急に話を振られて無表情でうなずいたオールバックの2年生の名前は浅野明彦(あさの あきひこ)。185cm80kgという恵まれた体格のおかげで喧嘩の実力はコテ高随一。しかも鋭い切れ長の目と実年齢より5歳以上年長に見られる老け顔もとい落ち着き様は3年の将大とカツオ以上に貫禄があるように見える。しかしそれとは裏腹に内気でシャイで口数が少ないのでいつもショーヤ辺りに主導権を握られている。

「ていうか、本名さんの方が番長って感じっすよ!」

鋭角な銀縁メガネをかけた肥満体、ヤマブーこと山村勇悟(やまむら ゆうご)が笑うとカツオが声をひっくり返しながら噛みつく。

「お前俺のことナメてるやろ!…マジで」

途中で何かに気付いてトーンダウンした。ヤマブーの言う事に納得してしまったからだ。身長170cmで茶髪のウルフヘアーが決まっており一丁前に目付きも悪い将大の方が、あだ名そのままのカツオよりよっぽどドスが効いている。しかも喧嘩も将大の方が強い(とはいえ将大もそこまで強い訳ではないが)。

「でも、今の3年って二人以外抜けちゃったっすよね」

ソウこと沢城聡佑(さわしろ そうすけ)が残念そうに言う。このグループの中では一番顔立ちが整っており、トレードマークのソフトモヒカンのお洒落な感じも相まってグループ内ではイケメン扱い。それでいてショーヤやヤマブーの無軌道な言動に歯止めをかける常識人だったりする。
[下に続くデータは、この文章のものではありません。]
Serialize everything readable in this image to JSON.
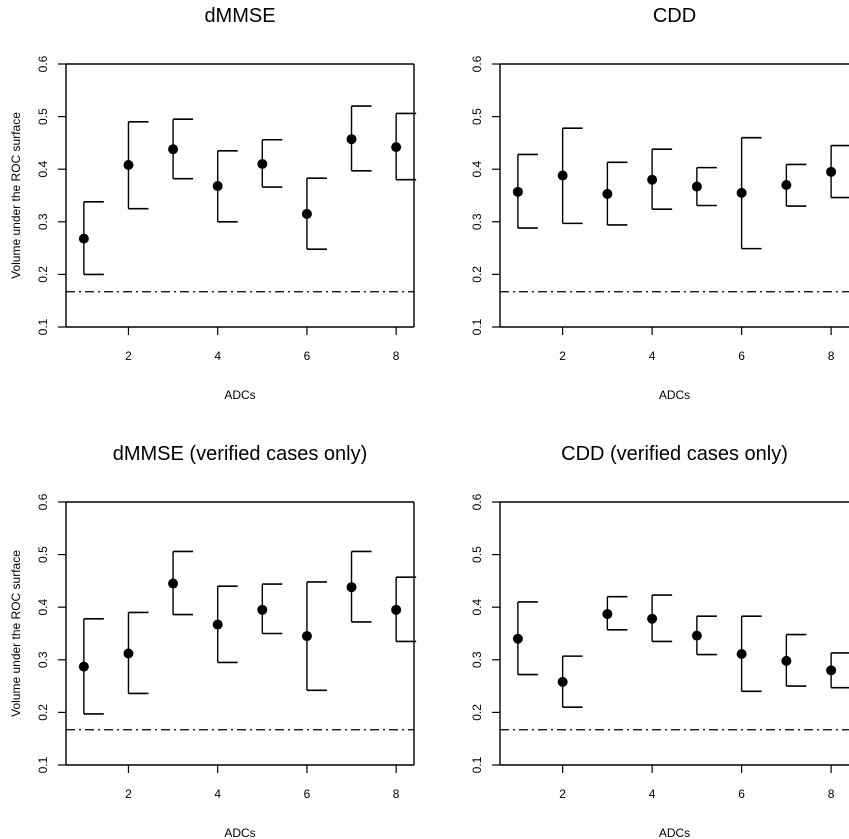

「ホンマそれやで。俺ら以外の4人とも受験やーとか就活やーとか卒業ヤバイーとか言ってぬけやがったし!」

「マー公進路大丈夫か?俺はお父んの舗装屋に就職するからええけど」

「俺は今しかできない事を全力で楽しむんじゃ!」

将大は壊れかけの椅子をキイキイ言わせながらふんぞり返っているが、進路の当てはない。「その時が来たらなるようになる」としか思っていないだろう。一方のカツオは、親が「有限会社野上道路」という舗装業の会社を営んでいるので、放っていても就職先には困らない。「これは今年の一年に期待やな、マー公?」

「即戦力になる奴が欲しいよな。中学の時学校シメてたとか、格闘技やってるとか、キレたら周りが血の海になるとか…」

「俺、そんな奴に言うこと聞かせる自信無いっす!」

ヤマブーが情けない事を言いつつスマホをいじり始めた。画面をピンチしながら目を血走らせている。エロ画像でも見ているのだろう。
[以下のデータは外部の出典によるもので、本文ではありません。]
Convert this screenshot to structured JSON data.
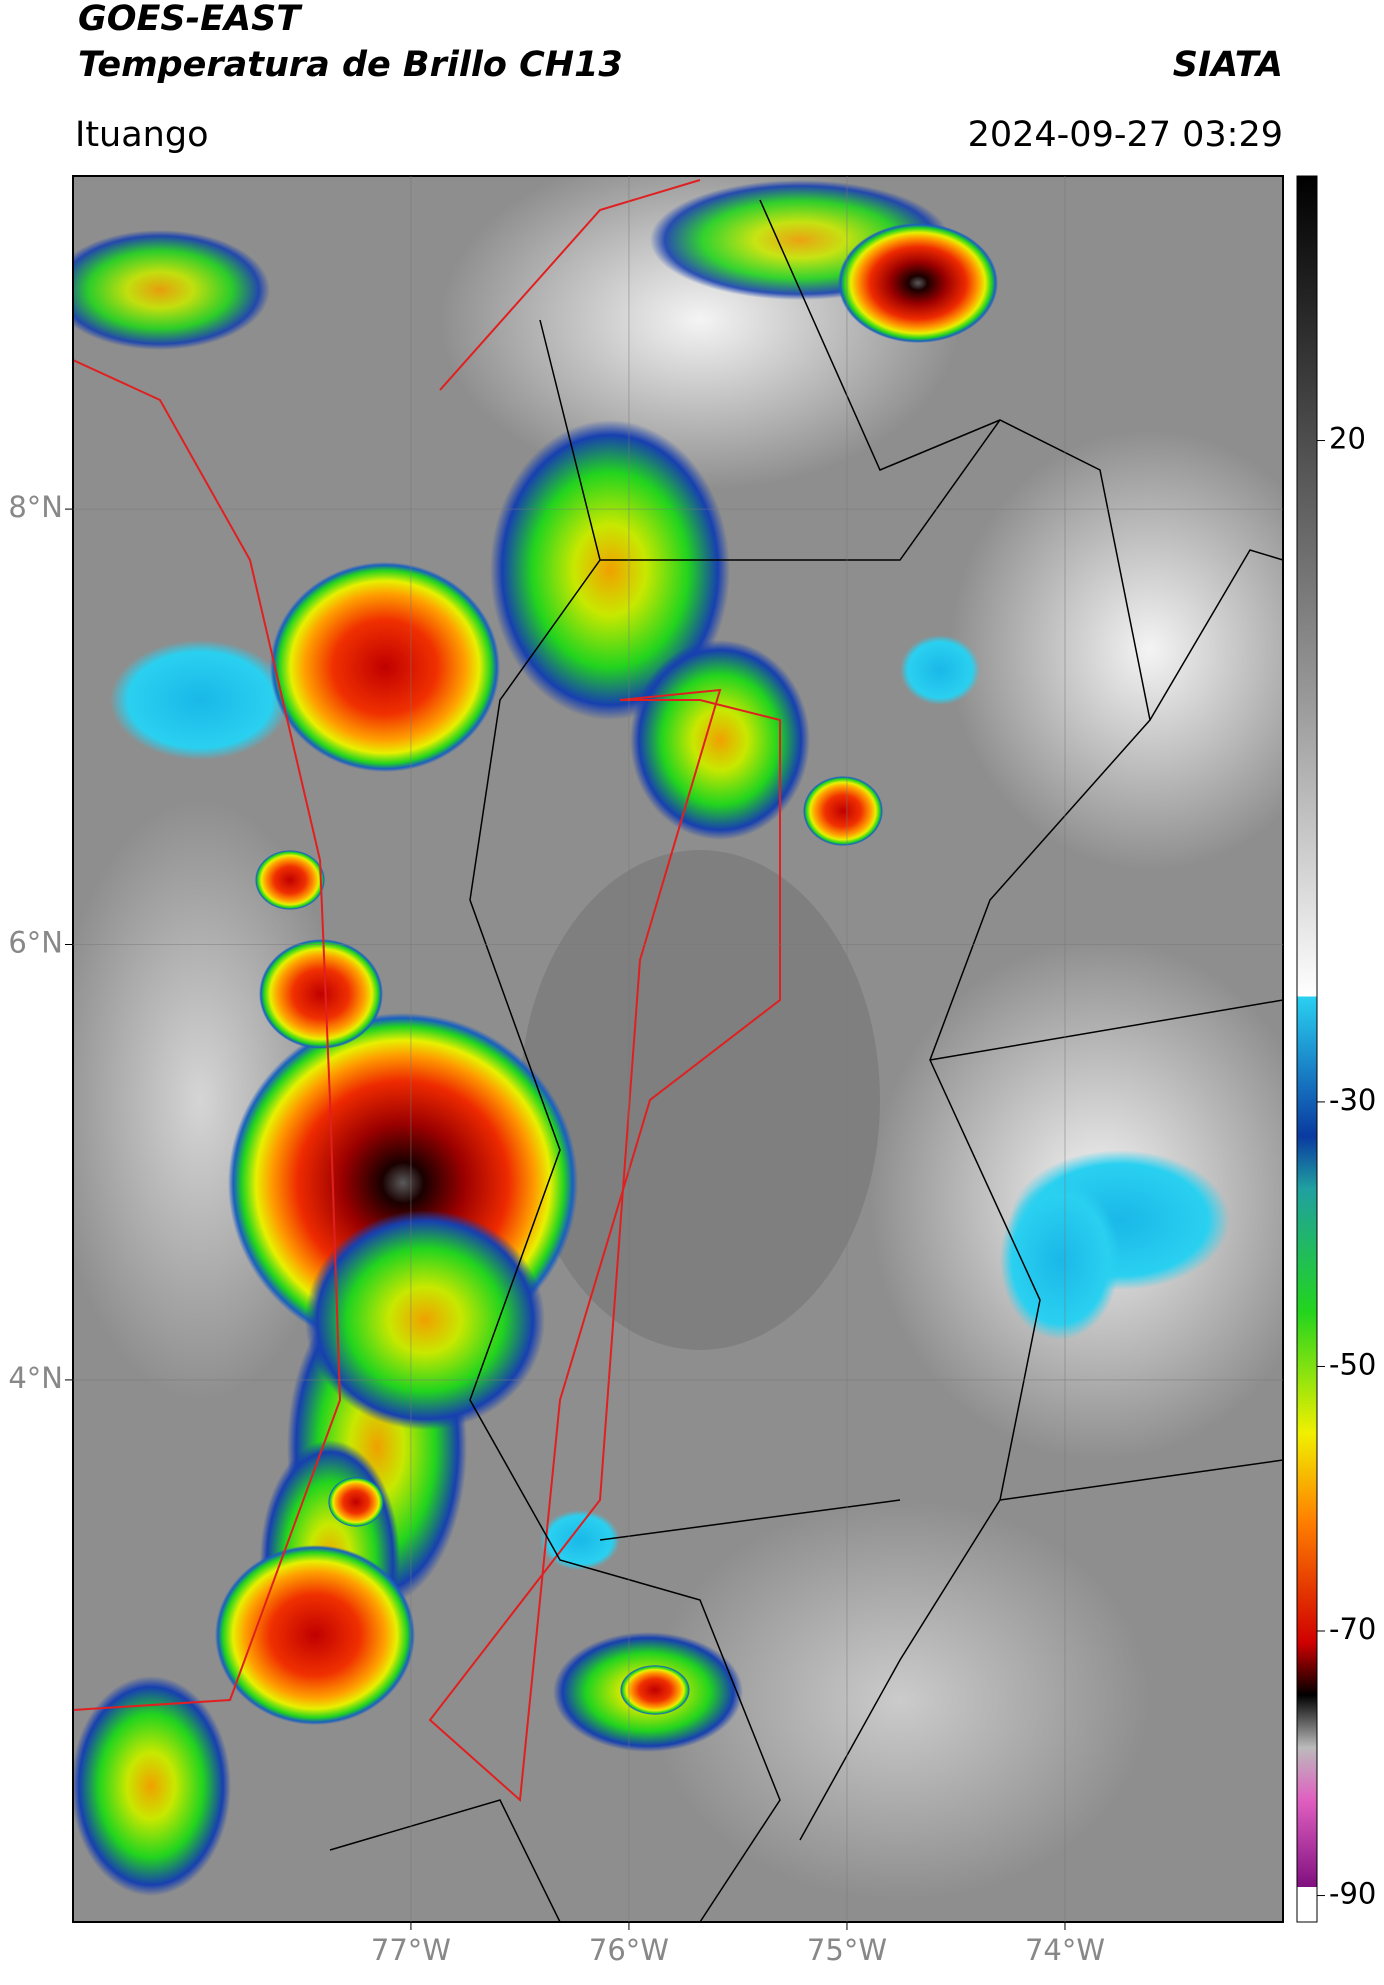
{
  "header": {
    "title": "GOES-EAST",
    "subtitle": "Temperatura de Brillo CH13",
    "source": "SIATA",
    "location": "Ituango",
    "datetime": "2024-09-27 03:29"
  },
  "map": {
    "xlim": [
      -78.55,
      -73.0
    ],
    "ylim": [
      1.51,
      9.53
    ],
    "xticks": [
      {
        "value": -77,
        "label": "77°W"
      },
      {
        "value": -76,
        "label": "76°W"
      },
      {
        "value": -75,
        "label": "75°W"
      },
      {
        "value": -74,
        "label": "74°W"
      }
    ],
    "yticks": [
      {
        "value": 8,
        "label": "8°N"
      },
      {
        "value": 6,
        "label": "6°N"
      },
      {
        "value": 4,
        "label": "4°N"
      }
    ],
    "grid": true
  },
  "colorbar": {
    "lim": [
      -92,
      40
    ],
    "ticks": [
      20,
      -30,
      -50,
      -70,
      -90
    ]
  }
}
「そんなんお前ら2年の仕事やんけ!まずコミュ力の高いショーヤが話をして、パワーのあるアキヒコがシバいて言うこと聞かすんやんけ」

「セっコ!早速番長の特権使うんすか!」

文句を言うショーヤだが、コミュ力が高いと言われ嬉しそうなのは隠せない。無茶ぶりの巻き添えに遭ったアキヒコは聞かなかったことにしてヤマブーに続き携帯をいじり始める。こちらはソーシャルゲームらしい。
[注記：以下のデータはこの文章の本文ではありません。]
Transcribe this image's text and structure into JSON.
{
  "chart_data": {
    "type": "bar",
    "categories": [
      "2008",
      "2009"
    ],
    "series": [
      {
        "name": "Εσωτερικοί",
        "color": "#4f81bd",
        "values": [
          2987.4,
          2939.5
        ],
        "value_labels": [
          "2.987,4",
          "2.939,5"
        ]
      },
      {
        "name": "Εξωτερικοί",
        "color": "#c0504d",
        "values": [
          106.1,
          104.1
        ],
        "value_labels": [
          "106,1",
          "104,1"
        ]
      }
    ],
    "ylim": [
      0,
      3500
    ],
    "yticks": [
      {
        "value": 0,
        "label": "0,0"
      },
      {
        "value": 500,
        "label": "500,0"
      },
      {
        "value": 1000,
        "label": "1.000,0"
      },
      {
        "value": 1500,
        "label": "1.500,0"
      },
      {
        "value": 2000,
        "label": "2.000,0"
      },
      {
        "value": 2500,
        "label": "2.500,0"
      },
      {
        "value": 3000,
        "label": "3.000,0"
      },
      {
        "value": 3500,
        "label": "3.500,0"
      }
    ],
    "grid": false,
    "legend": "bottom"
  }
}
「やっぱり、こういうのって3年が直接言うモンじゃないすか?」

「お前、誰にモノ言うとんじゃ」カツオがソウのツッコミに対しまたも噛みつくが、いくら3年でも愛玩犬のような喧嘩の弱いチビ坊主の言うことなんか聞く奴が不良をやる筈がない。

「ええから聞けや!」

将大が勢い良く立ち上がる。その拍子に椅子が壊れて完全に粗大ゴミと化した。

「お前ら、明日から見所のある1年スカウトして連れて来いな!一人くらいパシリ要員入れとけ!以上!解散!」



帰り道、二人になったショーヤとアキヒコ。内気なアキヒコは今年最初の番長命令を思い出してため息をつく。

「俺、知らん奴に声掛けるん苦手やしな…」

「そんなん、『来な殺すぞ』っつったら大丈夫やんけ」

「それも何かかわいそうやしな…」

「お前…不良がかわいそうとか言うなや!」

「大体、前の番長が次の番長を指名するっていうのがアカンよな。そんなんちゃうかったらアキヒコが実力で番長なれるやん」

「いやいやいや!俺番長とか無理やし!まとめるとかできひんし!」

「そんなんは俺が副番になって代わりにしたるわ!だからいつか実力でトップ取ったろうぜ!」

「うーん……俺は何かそういうのイヤやな…」


世襲制度に早速反発するショーヤ。しかし肝心のアキヒコが乗り気でない以上、クーデターは成功するはずがない。結局大人しく新番長・将大についていく羽目になってしまうのだ。